Pada 10 Maret lalu, perseroan menjual portofolio kredit macet kepada perusahaan dengan tujuan khusus atau special purpose vehicle (SPV) CVI CVF III LUX Master SARL. Nilai transaksi jual belinya mencapai Rp 1,12 triliun.
Direktur Utama Bank Permata Ridha D.M. Wirakusumah menyatakan, perseroan memang masih berfokus pada upaya restrukturisasi kredit dan tidak lagi berencana menjual portofolio kredit macet. ’’Kami tidak lagi menjual, jadi sekarang proaktif restrukturisasi. Harapan kami, akhir tahun NPL gross kurang dari 5 persen. Sekarang gross sudah sekitar 6 persen,’’ ujarnya setelah rapat umum pemegang saham (RUPS) BNLI kemarin (29/3).

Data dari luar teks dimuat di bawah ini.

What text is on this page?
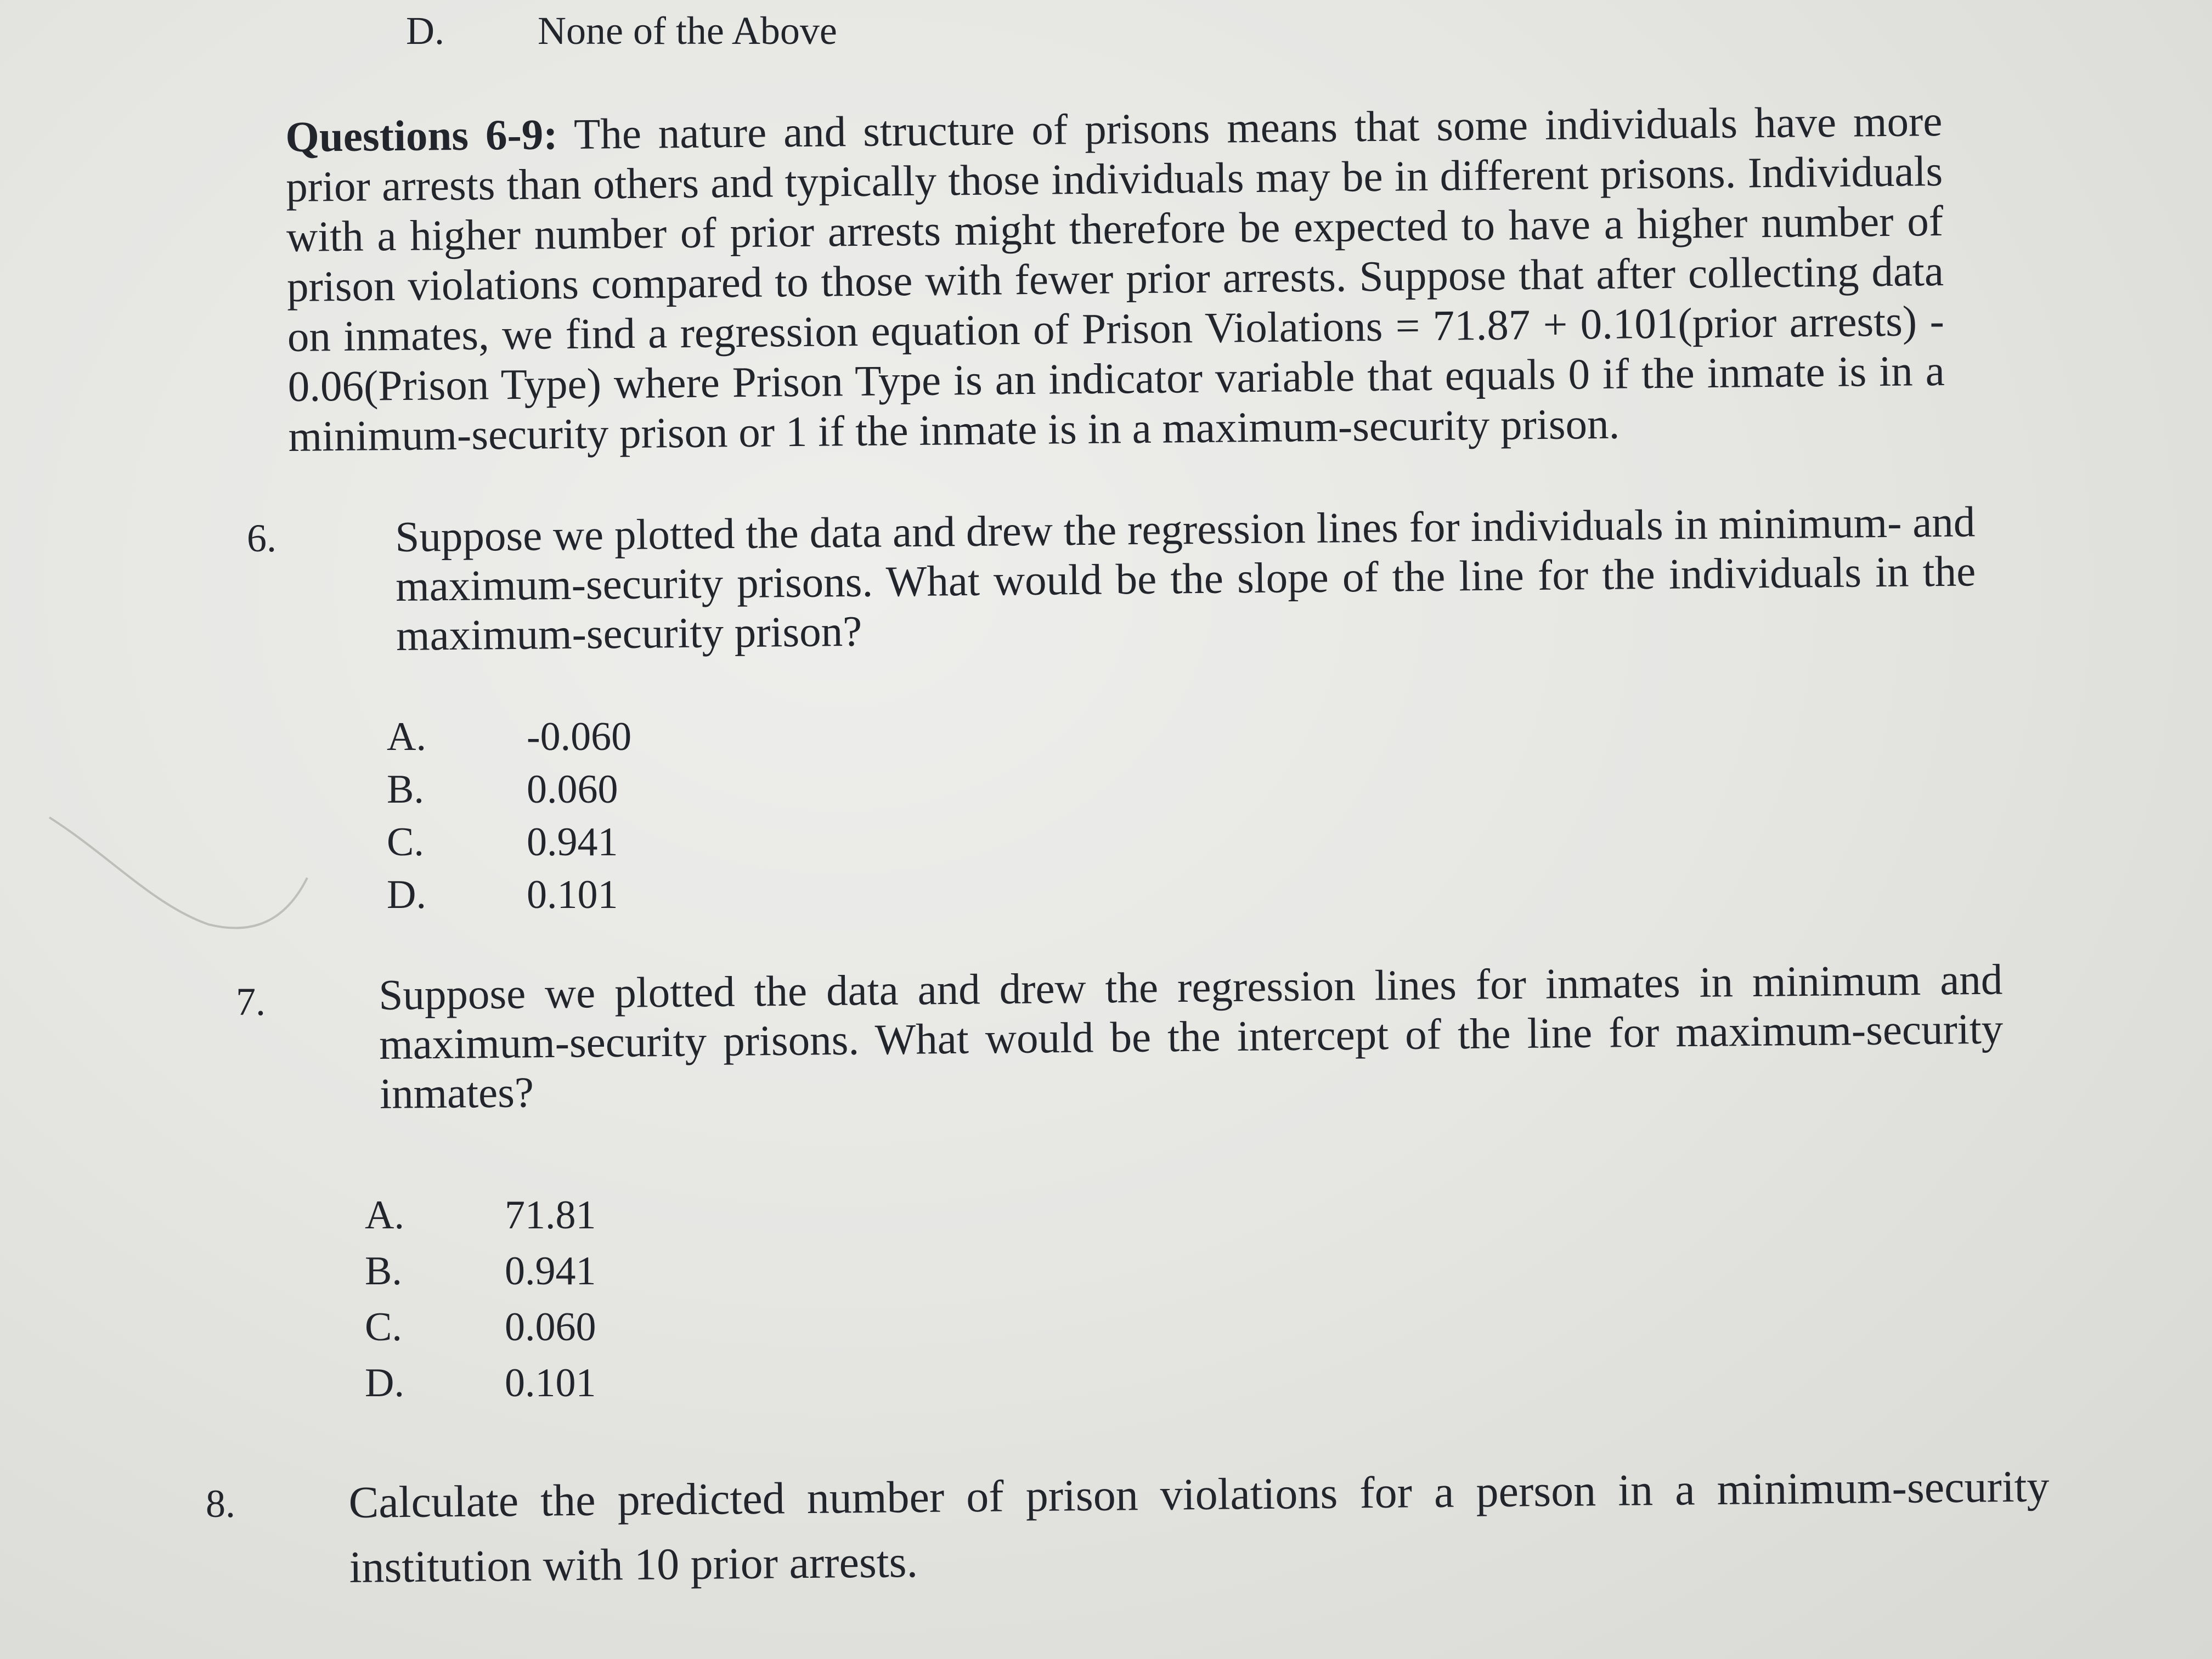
D. None of the Above
Questions 6-9: The nature and structure of prisons means that some individuals have more prior arrests than others and typically those individuals may be in different prisons. Individuals with a higher number of prior arrests might therefore be expected to have a higher number of prison violations compared to those with fewer prior arrests. Suppose that after collecting data on inmates, we find a regression equation of Prison Violations = 71.87 + 0.101(prior arrests) - 0.06(Prison Type) where Prison Type is an indicator variable that equals 0 if the inmate is in a minimum-security prison or 1 if the inmate is in a maximum-security prison.
6.	Suppose we plotted the data and drew the regression lines for individuals in minimum- and maximum-security prisons. What would be the slope of the line for the individuals in the maximum-security prison?
A. -0.060
B.	0.060
C.	0.941
D. 0.101
7.	Suppose we plotted the data and drew the regression lines for inmates in minimum and maximum-security prisons. What would be the intercept of the line for maximum-security inmates?
A. 71.81
B.	0.941
C.	0.060
D. 0.101
8.	Calculate the predicted number of prison violations for a person in a minimum-security institution with 10 prior arrests.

Bank Permata disebut-sebut memiliki riwayat kredit macet yang disebabkan perusahaan otomotif Garansindo selaku distributor kendaraan dari AS dan Eropa seperti Dodge, Jeep, Fiat, Chrysler, Alfa Romeo, dan Ducati. Namun, Ridha enggan bertutur lebih jauh mengenai hal tersebut. ’’Kalau itu kan ada UU mengenai kerahasiaan bank ya. Jadi, saya tidak bisa menjelaskan,’’ katanya.
Dari pencadangan yang dilakukan, beberapa sektor terbesar yang cukup menyedot provisi adalah industri pengolahan, transportasi, dan pertambangan. Menurut Ridha, perseroan tahun ini lebih memperkuat fundamental pemberian kredit, baik dari segi policy, personalia, pemilihan nasabah, maupun pemilihan industri yang ditargetkan. ’’Sektor kami yang bermasalah cukup merata. Kalau perkuat diri sendiri, mudah-mudahan oke (NPL-nya, Red),’’ tutur Ridha.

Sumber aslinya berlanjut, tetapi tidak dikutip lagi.